= Judy Holland-Burton =

Judy Holland-Burton (born 1955 or 1956) is a retired American basketball executive. After working at The Frederick News-Post from 1978 to 1981, Holland moved to the NBA and became the secretary of the Washington Bullets. With the Bullets from 1981 to 1996, Holland held multiple roles including vice president positions in operations and community relations. When the Bullets were renamed to the Washington Wizards in 1997, Holland-Burton continued to work in community relations as a senior vice-president. With the Wizards parent company, Holland-Burton held vice president and senior vice president roles for the Washington Sports and Entertainment, Inc. between the 1990s and 2000s. Apart from the NBA, Holland-Burton held general managerial duties in the WNBA as the senior vice president of operations for the Washington Mystics between 2002 and 2005. In 2010, Holland-Burton left sports to work in consulting.

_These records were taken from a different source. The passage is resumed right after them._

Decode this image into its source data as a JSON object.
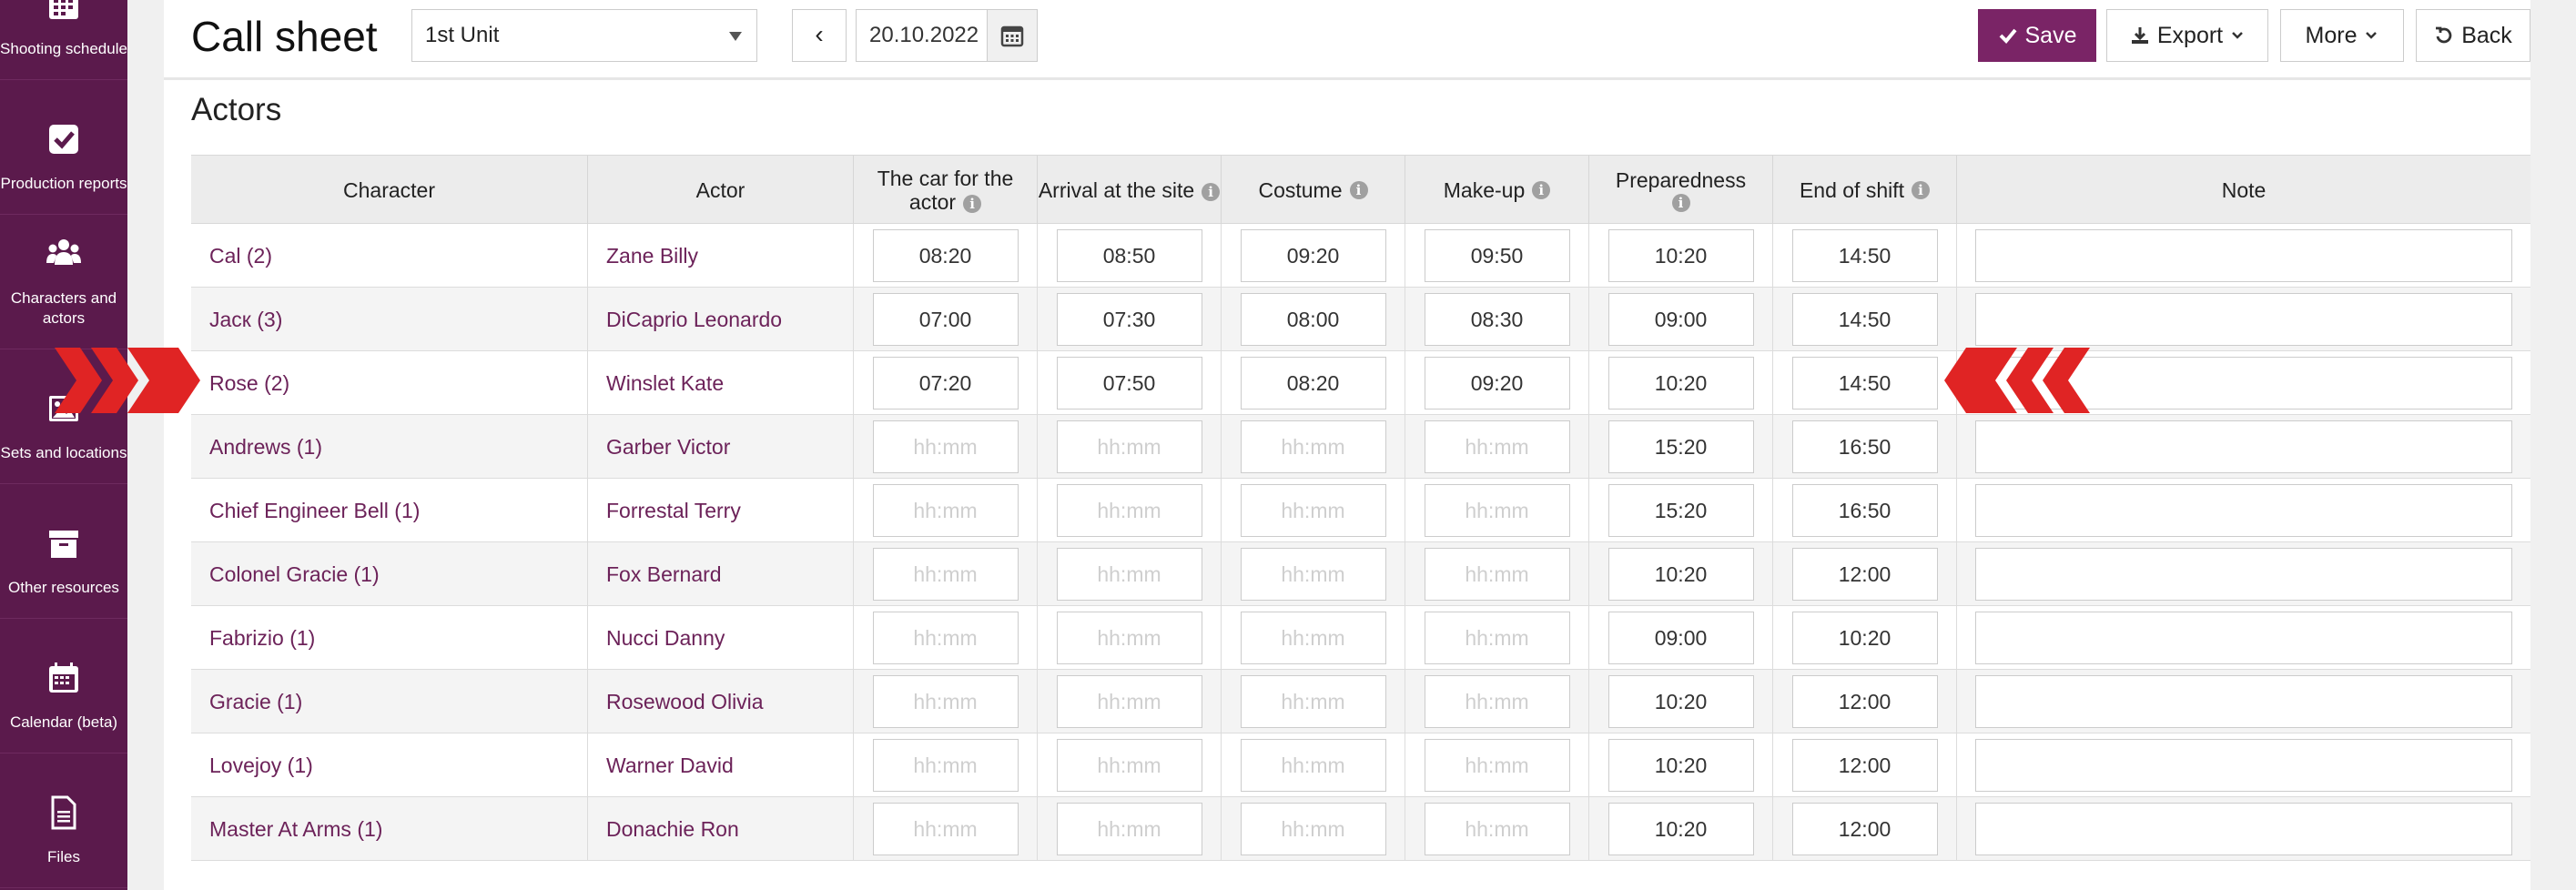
{
  "sidebar": {
    "items": [
      {
        "label": "Shooting schedule",
        "icon": "calendar-grid-icon"
      },
      {
        "label": "Production reports",
        "icon": "checkbox-icon"
      },
      {
        "label": "Characters and actors",
        "icon": "users-icon"
      },
      {
        "label": "Sets and locations",
        "icon": "image-icon"
      },
      {
        "label": "Other resources",
        "icon": "archive-box-icon"
      },
      {
        "label": "Calendar (beta)",
        "icon": "calendar-icon"
      },
      {
        "label": "Files",
        "icon": "file-icon"
      }
    ]
  },
  "header": {
    "title": "Call sheet",
    "unit_select": "1st Unit",
    "prev_label": "‹",
    "date": "20.10.2022",
    "save_label": "Save",
    "export_label": "Export",
    "more_label": "More",
    "back_label": "Back"
  },
  "section": {
    "title": "Actors"
  },
  "table": {
    "headers": {
      "character": "Character",
      "actor": "Actor",
      "car": "The car for the actor",
      "arrival": "Arrival at the site",
      "costume": "Costume",
      "makeup": "Make-up",
      "preparedness": "Preparedness",
      "end": "End of shift",
      "note": "Note"
    },
    "placeholder": "hh:mm",
    "rows": [
      {
        "character": "Cal (2)",
        "actor": "Zane Billy",
        "car": "08:20",
        "arrival": "08:50",
        "costume": "09:20",
        "makeup": "09:50",
        "preparedness": "10:20",
        "end": "14:50"
      },
      {
        "character": "Jacк (3)",
        "actor": "DiCaprio Leonardo",
        "car": "07:00",
        "arrival": "07:30",
        "costume": "08:00",
        "makeup": "08:30",
        "preparedness": "09:00",
        "end": "14:50"
      },
      {
        "character": "Rose (2)",
        "actor": "Winslet Kate",
        "car": "07:20",
        "arrival": "07:50",
        "costume": "08:20",
        "makeup": "09:20",
        "preparedness": "10:20",
        "end": "14:50"
      },
      {
        "character": "Andrews (1)",
        "actor": "Garber Victor",
        "car": "",
        "arrival": "",
        "costume": "",
        "makeup": "",
        "preparedness": "15:20",
        "end": "16:50"
      },
      {
        "character": "Chief Engineer Bell (1)",
        "actor": "Forrestal Terry",
        "car": "",
        "arrival": "",
        "costume": "",
        "makeup": "",
        "preparedness": "15:20",
        "end": "16:50"
      },
      {
        "character": "Colonel Gracie (1)",
        "actor": "Fox Bernard",
        "car": "",
        "arrival": "",
        "costume": "",
        "makeup": "",
        "preparedness": "10:20",
        "end": "12:00"
      },
      {
        "character": "Fabrizio (1)",
        "actor": "Nucci Danny",
        "car": "",
        "arrival": "",
        "costume": "",
        "makeup": "",
        "preparedness": "09:00",
        "end": "10:20"
      },
      {
        "character": "Gracie (1)",
        "actor": "Rosewood Olivia",
        "car": "",
        "arrival": "",
        "costume": "",
        "makeup": "",
        "preparedness": "10:20",
        "end": "12:00"
      },
      {
        "character": "Lovejoy (1)",
        "actor": "Warner David",
        "car": "",
        "arrival": "",
        "costume": "",
        "makeup": "",
        "preparedness": "10:20",
        "end": "12:00"
      },
      {
        "character": "Master At Arms (1)",
        "actor": "Donachie Ron",
        "car": "",
        "arrival": "",
        "costume": "",
        "makeup": "",
        "preparedness": "10:20",
        "end": "12:00"
      }
    ]
  },
  "colors": {
    "sidebar": "#5b1a4c",
    "accent": "#7a2466",
    "link": "#6c2259",
    "annotation": "#e02424"
  }
}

==Early life and education==
Judy Holland was born in Frederick, Maryland in the mid-1950s. While completing her education, Holland was a cheerleader in Frederick and during her post-secondary education
in Virginia. During her time at Hampton Institute, Holland studied communications and wrote death notices as an intern for The Frederick News-Post.

==Career==
After completing her post-secondary education, Holland became the first African American woman reporter for The Frederick News-Post when she started her position in 1978.
In 1981, Holland moved from journalism to the NBA when she started working with the Washington Bullets as their secretary. After holding positions in business and sports management for the Bullets, Holland was promoted as the team's director of community relations in 1988. She remained in her director position until she was named vice president of operations for the Bullets in 1991.

When the Washington Sports and Entertainment was created as the parent company of the Bullets and Washington Capitals in 1995, Holland-Burton continued her operations position while adding a vice-president position in community relations. While in her community relations position from 1996 to 1997, Holland-Burton prepared the activities that were to be held when the MCI Center was opened as the Bullets new arena. That year, the Bullets were renamed to the Washington Wizards in 1997.

In the 2000s, Holland continued to work in community relations for the Washington Sports and Entertainment as their senior vice president. While holding her community relations position with the Wizards, Holland was named the senior vice president of operations for the Washington Mystics in 2002. With the Mystics, Judy Holland-Burton held general managerial duties until she resigned from the WNBA team in 2005. After ending her managerial role with the Mystics, it was stated that Holland-Burton would resume working with the Washington Sports and Entertainment in 2005 as their senior vice president. She continued to hold her community relations position with the Wizards until the 2009–2010 season. In 2010, Holland-Burton retired from the Washington organization to start a career in consulting.